Nawet tak prozaiczna sytuacja jak pojedynczy ruch zawodnika bez piłki, który pobiegnie w lewo lub prawo w określonej sytuacji – powinien być już rozpatrywany na poziomie podejmowania decyzji, a więc taktyki indywidualnej. Często zawodnicy nie zdają sobie z tego sprawy, natomiast zadaniem trenerów powinno być uświadomienie piłkarza, dlaczego np. biegnie w lewo, a nie prawo. Często pojedynczy ruch pozwala wykreować choćby wolną przestrzeń dla partnera z piłką, sprowokować przeciwnika do ruchu, czy też stworzyć przewagę liczebną w danym sektorze boiska. To są szczegóły, które na końcu zebrane w całość dają przewagę w trakcie gry. Dlatego uważam, że dzięki analizie możemy mieć wpływ na wiele aspektów, szczególnie tych najmniejszych detali, które poprawiają wydajność jednostek, a w konsekwencji również całego zespołu.

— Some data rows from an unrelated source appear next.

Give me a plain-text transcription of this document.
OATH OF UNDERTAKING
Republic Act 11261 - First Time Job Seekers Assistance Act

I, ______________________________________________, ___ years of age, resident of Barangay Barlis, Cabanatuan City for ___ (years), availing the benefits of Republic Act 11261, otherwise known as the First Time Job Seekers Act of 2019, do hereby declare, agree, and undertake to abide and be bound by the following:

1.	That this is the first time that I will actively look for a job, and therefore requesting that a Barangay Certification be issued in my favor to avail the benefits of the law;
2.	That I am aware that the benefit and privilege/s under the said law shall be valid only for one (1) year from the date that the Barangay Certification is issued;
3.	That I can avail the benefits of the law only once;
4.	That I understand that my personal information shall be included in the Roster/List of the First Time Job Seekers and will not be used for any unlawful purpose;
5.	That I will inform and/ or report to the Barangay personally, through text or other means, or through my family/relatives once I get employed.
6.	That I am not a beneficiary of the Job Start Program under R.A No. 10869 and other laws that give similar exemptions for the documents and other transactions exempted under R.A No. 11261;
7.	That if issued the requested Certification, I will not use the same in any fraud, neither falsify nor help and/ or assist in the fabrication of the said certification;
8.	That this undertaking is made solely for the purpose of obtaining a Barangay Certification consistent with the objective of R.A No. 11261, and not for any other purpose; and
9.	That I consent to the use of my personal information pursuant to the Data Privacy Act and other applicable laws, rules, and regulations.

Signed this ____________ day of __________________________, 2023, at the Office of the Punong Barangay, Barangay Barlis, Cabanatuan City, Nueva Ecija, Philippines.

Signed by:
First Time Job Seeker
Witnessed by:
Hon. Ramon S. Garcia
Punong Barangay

Piłkarze Ekstraklasy mogliby pod względem świadomości być tak dobrzy jak piłkarze z topu? Różnica w jakości piłkarskiej jest oczywiście kolosalna, ale może rozumieniem taktyki dałoby się pewne rzeczy minimalnie nadrobić.
Myślę, że to jest jak najbardziej możliwe, ale nie stanie się z dnia na dzień. Wiadomo, że pod względem jakości gry dzieli nas przepaść, jednak moim zdaniem powinniśmy starać się poprawiać na początku pewne elementy, takie jak np. ustawienie bez piłki, wykorzystanie przestrzeni, czy świadome dążenie do przewagi liczebnej. Najwięcej miejsca do zagospodarowania w kwestii rozwoju zawodników mamy w aspekcie rozumienia gry i boiskowej świadomości. Warto wykonywać pojedyncze kroki do przodu w tej kwestii na treningach. Wszystko w odniesieniu oczywiście do konkretnego i specyficznego sposobu gry, do jakiego każdy zespół powinien dążyć zgodnie z ideą gry trenera.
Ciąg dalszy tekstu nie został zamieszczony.